Michelle Patrick said it was hard to muster the strength to set up a booth during the Old Port Festival Sunday, just hours after a gunman killed 49 and wounded dozens more at a gay nightclub in Orlando.
“It’s certainly hard to be festive in light of what happened. It’s an incredible tragedy — unimaginable really,” said Patrick, one of two co-chairpeople of the Pride Portland festival steering committee. “It was really hard to be there.”
But as the hours passed, she came to see the value in it.

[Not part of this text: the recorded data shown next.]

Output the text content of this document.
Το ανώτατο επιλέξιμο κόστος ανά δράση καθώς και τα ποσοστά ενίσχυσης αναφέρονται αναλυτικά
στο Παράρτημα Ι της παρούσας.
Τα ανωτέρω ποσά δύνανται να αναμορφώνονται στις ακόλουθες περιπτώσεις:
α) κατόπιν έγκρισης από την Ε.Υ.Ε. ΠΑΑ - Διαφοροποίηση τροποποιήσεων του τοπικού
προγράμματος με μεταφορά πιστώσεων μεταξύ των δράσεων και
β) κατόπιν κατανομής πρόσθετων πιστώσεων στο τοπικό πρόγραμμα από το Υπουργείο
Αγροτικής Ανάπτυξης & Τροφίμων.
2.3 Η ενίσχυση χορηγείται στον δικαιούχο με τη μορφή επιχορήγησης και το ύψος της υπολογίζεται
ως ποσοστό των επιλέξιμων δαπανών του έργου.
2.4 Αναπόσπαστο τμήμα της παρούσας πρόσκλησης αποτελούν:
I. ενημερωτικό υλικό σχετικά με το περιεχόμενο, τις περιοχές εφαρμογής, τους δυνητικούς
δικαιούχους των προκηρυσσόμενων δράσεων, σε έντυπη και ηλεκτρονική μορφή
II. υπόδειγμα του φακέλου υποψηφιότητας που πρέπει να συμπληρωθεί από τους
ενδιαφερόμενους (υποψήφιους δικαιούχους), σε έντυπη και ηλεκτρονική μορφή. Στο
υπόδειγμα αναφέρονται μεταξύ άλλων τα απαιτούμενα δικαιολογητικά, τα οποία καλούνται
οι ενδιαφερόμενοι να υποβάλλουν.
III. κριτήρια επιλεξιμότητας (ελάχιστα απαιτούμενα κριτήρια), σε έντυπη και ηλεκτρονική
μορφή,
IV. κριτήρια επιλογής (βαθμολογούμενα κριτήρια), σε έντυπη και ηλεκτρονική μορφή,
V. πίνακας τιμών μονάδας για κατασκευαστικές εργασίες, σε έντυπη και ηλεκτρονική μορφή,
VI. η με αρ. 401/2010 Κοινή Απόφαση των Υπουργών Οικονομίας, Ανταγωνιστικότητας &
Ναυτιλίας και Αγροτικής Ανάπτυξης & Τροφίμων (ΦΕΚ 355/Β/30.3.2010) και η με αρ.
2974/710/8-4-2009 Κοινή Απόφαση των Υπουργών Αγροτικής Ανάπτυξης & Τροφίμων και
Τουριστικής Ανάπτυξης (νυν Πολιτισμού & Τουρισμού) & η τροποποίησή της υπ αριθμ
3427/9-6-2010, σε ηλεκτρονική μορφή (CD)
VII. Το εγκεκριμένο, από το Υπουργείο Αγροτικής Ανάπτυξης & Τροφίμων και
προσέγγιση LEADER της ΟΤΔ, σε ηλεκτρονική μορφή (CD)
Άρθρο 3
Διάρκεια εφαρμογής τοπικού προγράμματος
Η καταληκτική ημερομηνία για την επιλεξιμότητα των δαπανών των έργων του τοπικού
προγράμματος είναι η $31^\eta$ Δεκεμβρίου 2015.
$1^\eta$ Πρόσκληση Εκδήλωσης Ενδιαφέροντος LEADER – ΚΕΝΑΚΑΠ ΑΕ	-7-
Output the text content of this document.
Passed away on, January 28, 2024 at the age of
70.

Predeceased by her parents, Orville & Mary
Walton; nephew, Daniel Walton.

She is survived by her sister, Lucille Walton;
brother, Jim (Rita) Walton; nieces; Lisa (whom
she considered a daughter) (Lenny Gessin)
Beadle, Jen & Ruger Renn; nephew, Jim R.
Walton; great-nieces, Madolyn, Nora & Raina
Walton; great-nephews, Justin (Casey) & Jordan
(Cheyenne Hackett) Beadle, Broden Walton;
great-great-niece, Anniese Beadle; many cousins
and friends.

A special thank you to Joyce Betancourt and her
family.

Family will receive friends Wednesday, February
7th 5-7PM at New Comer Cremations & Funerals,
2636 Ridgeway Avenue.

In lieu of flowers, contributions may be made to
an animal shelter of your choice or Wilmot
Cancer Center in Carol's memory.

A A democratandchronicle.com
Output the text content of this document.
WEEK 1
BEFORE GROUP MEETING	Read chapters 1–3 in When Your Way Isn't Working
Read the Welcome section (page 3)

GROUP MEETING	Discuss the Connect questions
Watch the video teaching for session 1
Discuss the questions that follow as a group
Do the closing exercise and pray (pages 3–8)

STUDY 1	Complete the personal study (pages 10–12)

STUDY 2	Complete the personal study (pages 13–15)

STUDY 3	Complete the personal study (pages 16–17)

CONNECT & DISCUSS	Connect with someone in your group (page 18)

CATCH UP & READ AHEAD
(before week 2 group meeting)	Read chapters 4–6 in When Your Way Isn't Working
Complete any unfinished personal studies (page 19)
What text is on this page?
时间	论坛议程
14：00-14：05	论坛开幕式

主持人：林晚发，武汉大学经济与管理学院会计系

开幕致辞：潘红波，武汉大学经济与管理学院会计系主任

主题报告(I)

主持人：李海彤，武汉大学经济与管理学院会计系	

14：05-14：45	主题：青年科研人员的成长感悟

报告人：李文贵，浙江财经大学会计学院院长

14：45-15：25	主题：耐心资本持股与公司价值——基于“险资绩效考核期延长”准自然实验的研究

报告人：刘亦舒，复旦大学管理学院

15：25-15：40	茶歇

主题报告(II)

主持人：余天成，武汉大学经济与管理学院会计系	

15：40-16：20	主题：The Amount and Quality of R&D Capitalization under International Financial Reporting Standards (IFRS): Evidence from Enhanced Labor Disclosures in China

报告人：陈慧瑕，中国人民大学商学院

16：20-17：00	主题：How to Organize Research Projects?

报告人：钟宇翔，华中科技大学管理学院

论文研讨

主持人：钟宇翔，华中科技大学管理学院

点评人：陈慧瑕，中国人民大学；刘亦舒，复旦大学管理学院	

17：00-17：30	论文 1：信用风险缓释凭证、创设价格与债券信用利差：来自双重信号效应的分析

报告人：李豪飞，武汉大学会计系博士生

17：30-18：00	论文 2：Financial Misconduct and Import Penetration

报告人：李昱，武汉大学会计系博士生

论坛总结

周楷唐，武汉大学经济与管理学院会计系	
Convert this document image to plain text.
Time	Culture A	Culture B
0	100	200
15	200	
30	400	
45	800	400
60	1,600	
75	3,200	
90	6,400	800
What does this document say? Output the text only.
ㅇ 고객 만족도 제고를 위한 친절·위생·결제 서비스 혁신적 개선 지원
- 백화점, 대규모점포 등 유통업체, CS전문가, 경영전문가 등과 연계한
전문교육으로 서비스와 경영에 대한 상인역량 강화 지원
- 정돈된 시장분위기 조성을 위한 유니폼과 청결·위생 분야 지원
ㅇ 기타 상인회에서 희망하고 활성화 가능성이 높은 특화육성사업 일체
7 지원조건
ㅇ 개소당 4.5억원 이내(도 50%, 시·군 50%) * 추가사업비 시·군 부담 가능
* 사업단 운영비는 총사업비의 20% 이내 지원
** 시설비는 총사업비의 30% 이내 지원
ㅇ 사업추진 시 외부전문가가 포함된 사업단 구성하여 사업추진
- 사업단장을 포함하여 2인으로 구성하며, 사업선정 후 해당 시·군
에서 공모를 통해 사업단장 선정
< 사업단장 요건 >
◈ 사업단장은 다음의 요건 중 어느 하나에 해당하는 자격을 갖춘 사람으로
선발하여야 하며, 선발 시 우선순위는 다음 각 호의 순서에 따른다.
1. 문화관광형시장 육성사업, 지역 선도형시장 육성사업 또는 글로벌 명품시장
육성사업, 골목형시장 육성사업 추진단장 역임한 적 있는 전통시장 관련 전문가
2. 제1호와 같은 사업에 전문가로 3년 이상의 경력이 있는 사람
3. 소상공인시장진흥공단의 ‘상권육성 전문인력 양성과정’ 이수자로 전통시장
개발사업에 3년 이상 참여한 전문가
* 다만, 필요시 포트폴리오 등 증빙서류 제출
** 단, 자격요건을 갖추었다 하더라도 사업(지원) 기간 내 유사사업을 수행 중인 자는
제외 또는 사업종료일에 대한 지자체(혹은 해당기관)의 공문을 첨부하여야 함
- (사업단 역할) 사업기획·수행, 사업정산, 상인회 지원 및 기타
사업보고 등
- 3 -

The booth became a beacon for those at the festival looking for comfort, reassuring words and a sense of community in the aftermath of the tragedy.
A small group of women who happened to be visiting Portland from Orlando were among those who gravitated toward the rainbow flags.
“They had friends who go to that club, and they were still waiting to hear from them,” Patrick recalled. “It was important for them to have us there and to have someone they could talk to about it.”
Pride Portland is annually one of the happiest, most colorful events in Maine’s largest city. This year, the 10 days of events had barely kicked off — the opening party was held Friday night — before the Orlando massacre cast its dark shadow.
Patrick said organizers won’t cancel any activities, although Portland police have acknowledged the need for vigilance with the nightclub shooting still fresh in mind.
But Patrick said this year’s Pride will have to take on something of a healing property.
“As heinous as this is, nobody’s going back in the closet over this. If anything, people are coming out strong to support us,” she said. “Community is really going to be here for each other. I think it’s going to be a healing time.”